Bahkan ketika salah satu burung tersebut bercakap, tata lampu akan berubah sesuai dengan siapa burung yang berbicara. Penata cahaya Clink Sugiarto memanfaatkan tiga warna sebagai pembeda karakter sawunggaling : merah kembang sepatu, biru samudra, dan ungu.
Selain itu, suara burung imajiner ini diarahkan lebih kepada simbolitas. Tak ada referensi atas makhluk itu. Maka Jeffar Lumban Gaol dan Mogan Pasaribu membuatnya tak mirip dengan burung apapun.
Terkait dengan set dan properti, Sitok membikin suasana panggung serbaputih. "Imajinasi adalah tidak berbatas dan tidak berwarna. Putih sesungguhnya spektrum warna yang menampung semua warna," ujar Sitok. Batas belakang panggung, dipasang bentangan cermin. Tak lain, cermin dipilih untuk mencapai efek keluasan imajinasi.

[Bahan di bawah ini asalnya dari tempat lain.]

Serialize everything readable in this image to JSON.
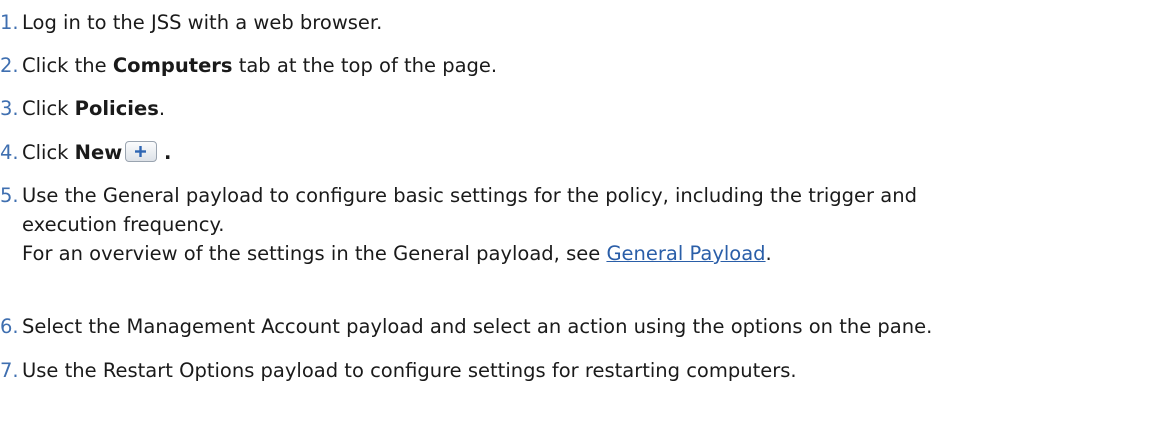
{
  "steps": [
    {
      "num": "1.",
      "text": "Log in to the JSS with a web browser."
    },
    {
      "num": "2.",
      "pre": "Click the ",
      "bold": "Computers",
      "post": " tab at the top of the page."
    },
    {
      "num": "3.",
      "pre": "Click ",
      "bold": "Policies",
      "post": "."
    },
    {
      "num": "4.",
      "pre": "Click ",
      "bold": "New",
      "post": " .",
      "icon": "plus-icon"
    },
    {
      "num": "5.",
      "line1": "Use the General payload to configure basic settings for the policy, including the trigger and",
      "line2": "execution frequency.",
      "line3_pre": "For an overview of the settings in the General payload, see ",
      "link": "General Payload",
      "line3_post": "."
    },
    {
      "num": "6.",
      "text": "Select the Management Account payload and select an action using the options on the pane."
    },
    {
      "num": "7.",
      "text": "Use the Restart Options payload to configure settings for restarting computers."
    }
  ],
  "colors": {
    "number": "#3f6fb0",
    "link": "#2a5ea8",
    "text": "#1a1a1a"
  }
}
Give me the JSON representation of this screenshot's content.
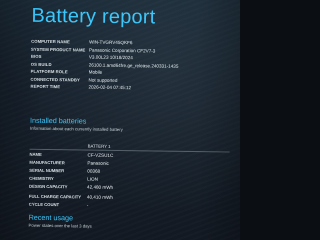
{
  "report": {
    "title": "Battery report"
  },
  "system_info": [
    {
      "label": "COMPUTER NAME",
      "value": "WIN-TVGRV45QKF6"
    },
    {
      "label": "SYSTEM PRODUCT NAME",
      "value": "Panasonic Corporation CF2V7-3"
    },
    {
      "label": "BIOS",
      "value": "V3.00L23 10/18/2024"
    },
    {
      "label": "OS BUILD",
      "value": "26100.1.amd64fre.ge_release.240331-1435"
    },
    {
      "label": "PLATFORM ROLE",
      "value": "Mobile"
    },
    {
      "label": "CONNECTED STANDBY",
      "value": "Not supported"
    },
    {
      "label": "REPORT TIME",
      "value": "2026-02-04  07:45:12"
    }
  ],
  "installed_batteries": {
    "title": "Installed batteries",
    "subtitle": "Information about each currently installed battery",
    "battery_header": "BATTERY 1",
    "rows": [
      {
        "label": "NAME",
        "value": "CF-VZSU1C"
      },
      {
        "label": "MANUFACTURER",
        "value": "Panasonic"
      },
      {
        "label": "SERIAL NUMBER",
        "value": "00368"
      },
      {
        "label": "CHEMISTRY",
        "value": "LION"
      },
      {
        "label": "DESIGN CAPACITY",
        "value": "42,480 mWh"
      },
      {
        "label": "FULL CHARGE CAPACITY",
        "value": "40,410 mWh"
      },
      {
        "label": "CYCLE COUNT",
        "value": "-"
      }
    ]
  },
  "recent_usage": {
    "title": "Recent usage",
    "subtitle": "Power states over the last 3 days"
  },
  "colors": {
    "accent": "#38c9ff",
    "background": "#17222e",
    "text": "#eef3f5"
  }
}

Sehingga dengan konsep tata panggung seperti ini, Sitok ingin mengesankan dunia mistis yang dialami Surti.
Sitok berhasil mengurai naskah essay yang tak berdramaturgi dan kemudian meraciknya dalam wujud artistik yang menarik. Selama dua hari pertunjukan itu, tiket terjual habis.
Surti kemudian memungkasi ceritanya dengan menuntaskan membatik, memperbaiki sayap Baira yang rusak dalam angan Surti. Samar-samar, ada sosok lelaki berbadan putih melintas. Dan keranda putih tinggi yang seolah tergantung itu, bergerak mengikutinya. Mungkinkah itu arwah Jen.